Professor of sociology

Verta Ann Taylor (born 1948) is a professor of sociology at the University of California, Santa Barbara, with focuses on gender, sexuality, social movements, and women's health.

==Education and career==
Taylor earned a degree in social work from Indiana State University in 1970, and then went to Ohio State University for graduate study in sociology, earning a master's degree in 1971 and completing her Ph.D. there in 1976.

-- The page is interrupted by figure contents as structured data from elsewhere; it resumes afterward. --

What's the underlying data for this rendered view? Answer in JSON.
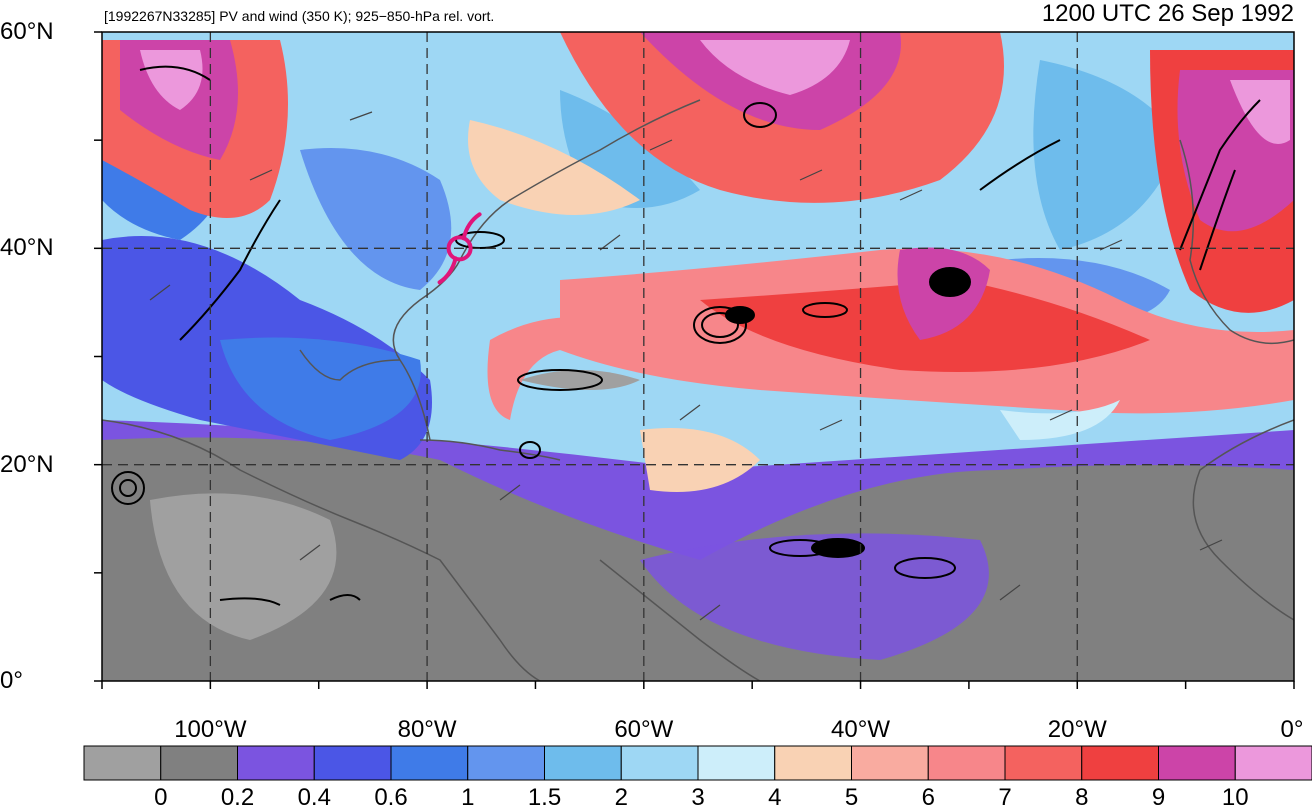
{
  "header": {
    "left_title": "[1992267N33285] PV and wind (350 K); 925−850-hPa rel. vort.",
    "right_title": "1200 UTC 26 Sep 1992"
  },
  "map": {
    "lon_range": [
      -110,
      0
    ],
    "lat_range": [
      0,
      60
    ],
    "lat_labels": [
      {
        "lat": 60,
        "text": "60°N"
      },
      {
        "lat": 40,
        "text": "40°N"
      },
      {
        "lat": 20,
        "text": "20°N"
      },
      {
        "lat": 0,
        "text": "0°"
      }
    ],
    "lon_labels": [
      {
        "lon": -100,
        "text": "100°W"
      },
      {
        "lon": -80,
        "text": "80°W"
      },
      {
        "lon": -60,
        "text": "60°W"
      },
      {
        "lon": -40,
        "text": "40°W"
      },
      {
        "lon": -20,
        "text": "20°W"
      },
      {
        "lon": 0,
        "text": "0°"
      }
    ],
    "storm_symbol_location": {
      "lon": -77,
      "lat": 40
    }
  },
  "colorbar": {
    "colors": [
      "#a0a0a0",
      "#808080",
      "#7b54e0",
      "#4b56e6",
      "#3f7be8",
      "#6395ee",
      "#6ebcec",
      "#9ed7f4",
      "#cdeefa",
      "#f9d2b4",
      "#f9aba0",
      "#f7868a",
      "#f4625f",
      "#ef4040",
      "#cc44a8",
      "#ec98dc"
    ],
    "tick_labels": [
      "0",
      "0.2",
      "0.4",
      "0.6",
      "1",
      "1.5",
      "2",
      "3",
      "4",
      "5",
      "6",
      "7",
      "8",
      "9",
      "10"
    ]
  }
}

She continued at Ohio State University as an assistant professor of sociology, affiliated with the Disaster Research Center, which she directed in 1977–1978, and with the Center for Women's Studies, for which she was acting director in 1984–1985. She was promoted to full professor at Ohio State in 1997. In 2002 she moved to the department of sociology at the University of California, Santa Barbara, also affiliated with the Feminist Studies Program there. She chaired the sociology department from 2005 to 2012. In 2012, she added an affiliation as a research associate of the Broom Center for Demography.

== Publications ==
Taylor has authored books including:
- Survival in the Doldrums: The American Women's Rights Movement, 1945 to the 1960s (with Leila J. Rupp, Oxford University Press, 1987)
- Rock-a-by Baby: Feminism, Self-Help, and Postpartum Depression (Routledge, 1996)
- Drag Queens at the 801 Cabaret (with Leila Rupp, University of Chicago Press, 2003)

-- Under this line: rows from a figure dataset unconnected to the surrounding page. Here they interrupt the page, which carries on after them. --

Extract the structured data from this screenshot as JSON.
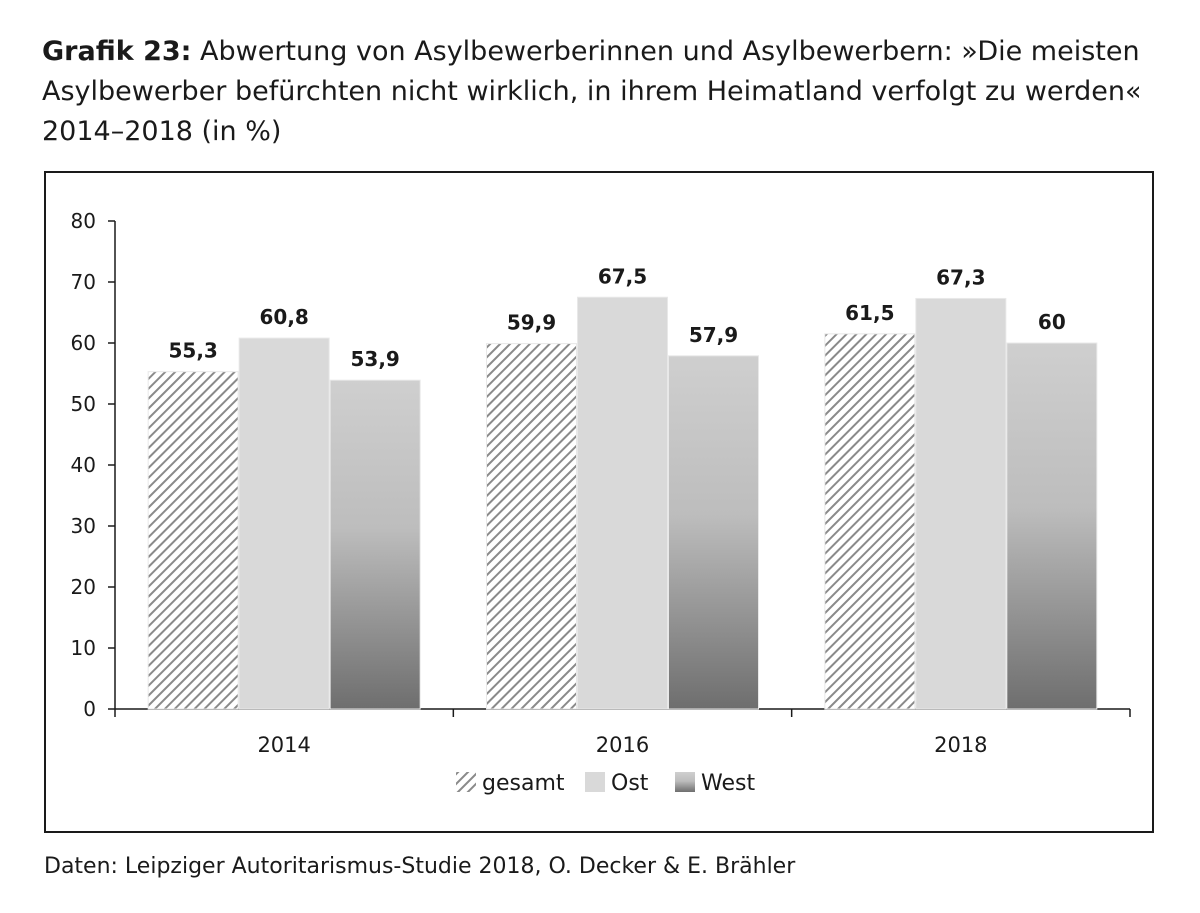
{
  "title": {
    "prefix": "Grafik 23:",
    "text": "Abwertung von Asylbewerberinnen und Asylbewerbern: »Die meisten Asylbewerber befürchten nicht wirklich, in ihrem Heimatland verfolgt zu werden« 2014–2018 (in %)"
  },
  "source": "Daten: Leipziger Autoritarismus-Studie 2018, O. Decker & E. Brähler",
  "colors": {
    "gesamt_hatch": "#8a8a8a",
    "ost": "#d9d9d9",
    "west_top": "#cfcfcf",
    "west_bottom": "#6e6e6e",
    "axis": "#1a1a1a"
  },
  "chart_data": {
    "type": "bar",
    "title": "Abwertung von Asylbewerberinnen und Asylbewerbern: »Die meisten Asylbewerber befürchten nicht wirklich, in ihrem Heimatland verfolgt zu werden« 2014–2018 (in %)",
    "categories": [
      "2014",
      "2016",
      "2018"
    ],
    "series": [
      {
        "name": "gesamt",
        "values": [
          55.3,
          59.9,
          61.5
        ],
        "labels": [
          "55,3",
          "59,9",
          "61,5"
        ]
      },
      {
        "name": "Ost",
        "values": [
          60.8,
          67.5,
          67.3
        ],
        "labels": [
          "60,8",
          "67,5",
          "67,3"
        ]
      },
      {
        "name": "West",
        "values": [
          53.9,
          57.9,
          60
        ],
        "labels": [
          "53,9",
          "57,9",
          "60"
        ]
      }
    ],
    "ylim": [
      0,
      80
    ],
    "yticks": [
      0,
      10,
      20,
      30,
      40,
      50,
      60,
      70,
      80
    ],
    "xlabel": "",
    "ylabel": "",
    "grid": false,
    "legend_position": "bottom"
  }
}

Her edited volumes include:
- Feminist Frontiers: Rethinking Sex, Gender, and Society (edited with Laurel Richardson, Addison-Wesley, 1983)
- The Marrying Kind?: Debating Same-Sex Marriage within the Lesbian and Gay Movement (edited with Mary Bernstein, University of Minnesota, 2013)
- The Oxford Handbook of U.S. Women's Social Movement Activism (edited with Holly J. McCammon, Jo Reger, and Rachel L. Einwohner, Oxford University Press, 2017)

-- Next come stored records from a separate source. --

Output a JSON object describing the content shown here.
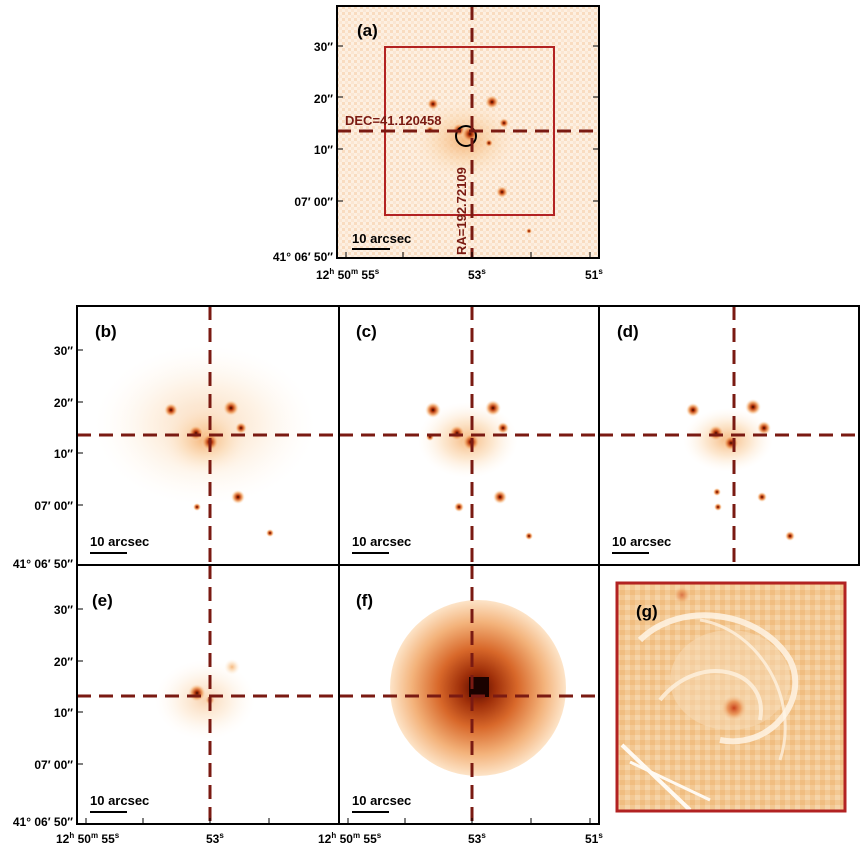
{
  "figure": {
    "panels": [
      {
        "label": "(a)",
        "scale_label": "10 arcsec"
      },
      {
        "label": "(b)",
        "scale_label": "10 arcsec"
      },
      {
        "label": "(c)",
        "scale_label": "10 arcsec"
      },
      {
        "label": "(d)",
        "scale_label": "10 arcsec"
      },
      {
        "label": "(e)",
        "scale_label": "10 arcsec"
      },
      {
        "label": "(f)",
        "scale_label": "10 arcsec"
      },
      {
        "label": "(g)"
      }
    ],
    "dec_marker": "DEC=41.120458",
    "ra_marker": "RA=192.72109",
    "dec_ticks": [
      "30″",
      "20″",
      "10″",
      "07′ 00″",
      "41° 06′ 50″"
    ],
    "ra_ticks": [
      {
        "h": "12",
        "m": "50",
        "s": "55"
      },
      {
        "s": "53"
      },
      {
        "s": "51"
      }
    ],
    "ra_units": {
      "h": "h",
      "m": "m",
      "s": "s"
    },
    "colors": {
      "frame": "#000000",
      "crosshair": "#7a1a12",
      "box": "#b22222",
      "blob": "#e8732a",
      "core": "#7a1a00"
    }
  }
}
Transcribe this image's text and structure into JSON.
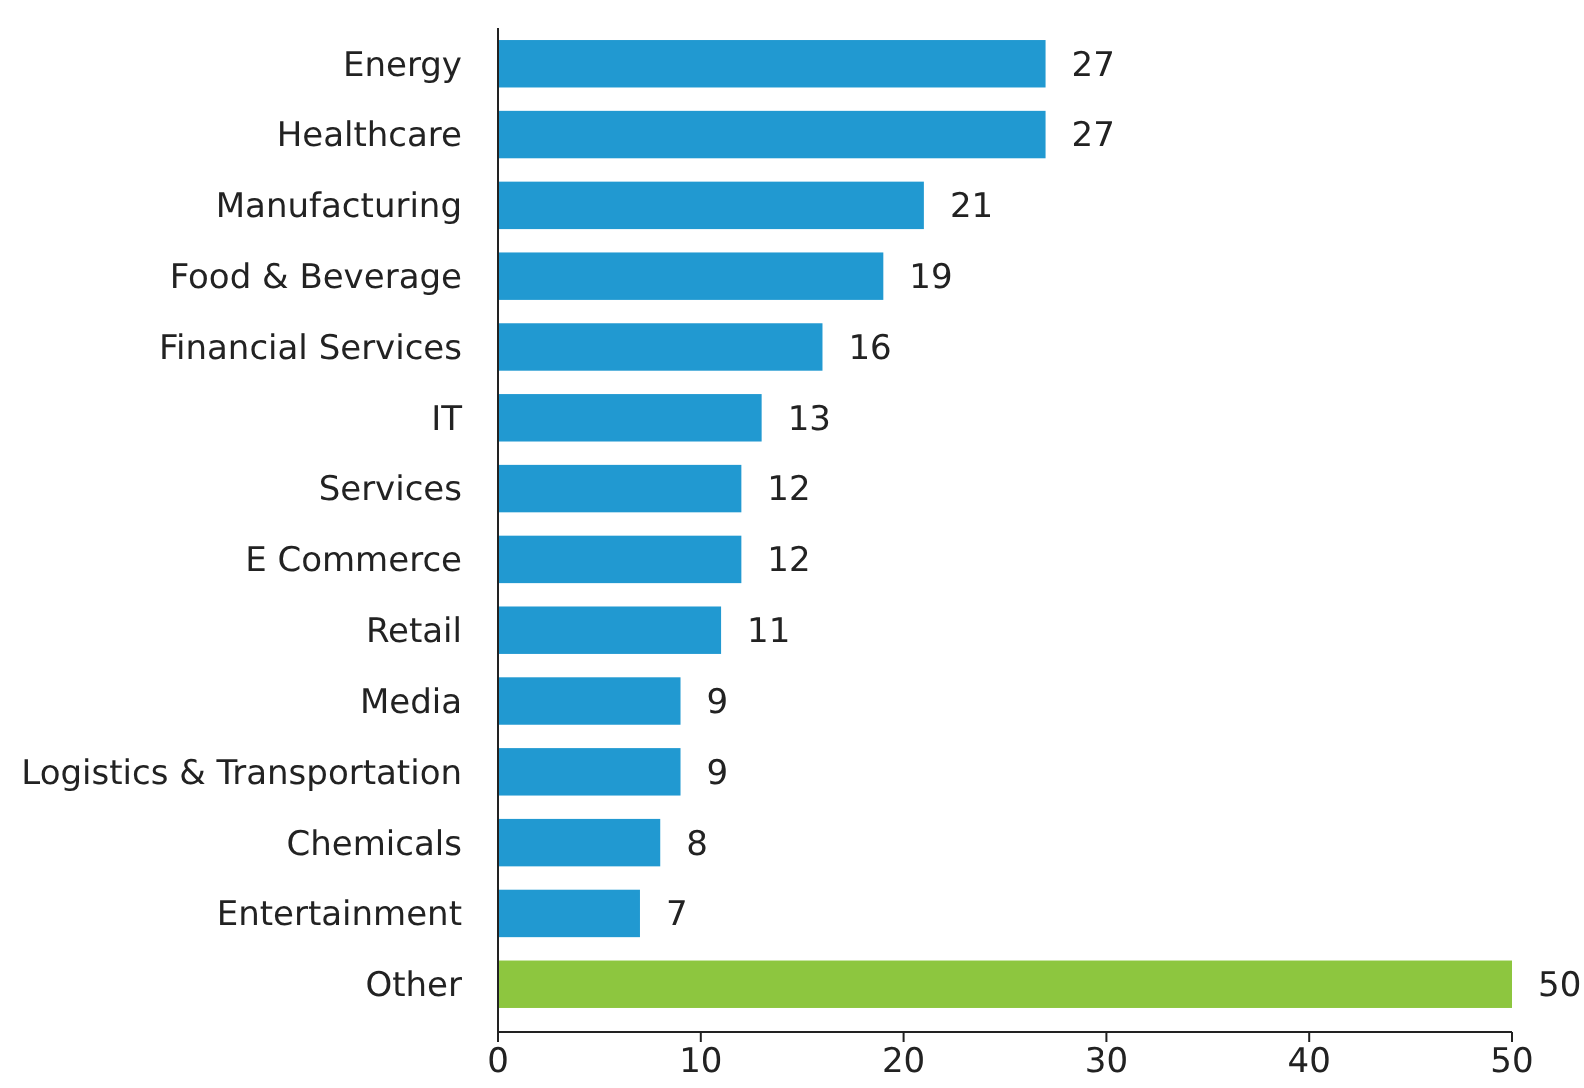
{
  "chart_data": {
    "type": "bar",
    "orientation": "horizontal",
    "categories": [
      "Energy",
      "Healthcare",
      "Manufacturing",
      "Food & Beverage",
      "Financial Services",
      "IT",
      "Services",
      "E Commerce",
      "Retail",
      "Media",
      "Logistics & Transportation",
      "Chemicals",
      "Entertainment",
      "Other"
    ],
    "values": [
      27,
      27,
      21,
      19,
      16,
      13,
      12,
      12,
      11,
      9,
      9,
      8,
      7,
      50
    ],
    "colors": [
      "#2199d1",
      "#2199d1",
      "#2199d1",
      "#2199d1",
      "#2199d1",
      "#2199d1",
      "#2199d1",
      "#2199d1",
      "#2199d1",
      "#2199d1",
      "#2199d1",
      "#2199d1",
      "#2199d1",
      "#8dc63f"
    ],
    "xlim": [
      0,
      50
    ],
    "xticks": [
      0,
      10,
      20,
      30,
      40,
      50
    ],
    "data_labels": true,
    "grid": false
  }
}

Other highly cited publications of Taylor include:
- "Social movement continuity: The women's movement in abeyance" (American Sociological Review, 1989)
- "Collective identity in social movement communities: Lesbian feminist mobilization" (with Nancy Whittier, in Frontiers in Social Movement Theory, 1992)
- "Analytical approaches to social movement culture: The culture of the women’s movement" (with Nancy Whittier, in Social Movements and Culture, 1995)
- "Semi-structured interviewing in social movement research" (with Kathleen M. Blee, in Methods of Social Movement Research, 2002)
- "Get up, stand up': Tactical repertoires of social movements" (with Nella Van Dyke, in The Blackwell Companion to Social Movements, 2007)

==Recognition==
Taylor's book Drag Queens at the 801 Cabaret won the distinguished book award of the Sex and Gender Section of the American Sociological Association in 2005.

She was given the Simon and Gagnon Award for Lifetime of Scholarly Contributions to the Study of Sexuality in 2008, the John D. McCarthy Lifetime Achievement Award in Social Movements in 2008, and the Jessie Bernard Award for Lifetime Contributions to the Study of Women in 2011.

==Personal life==
An out lesbian, Taylor's wife is Leila J. Rupp, with whom she coauthored several works.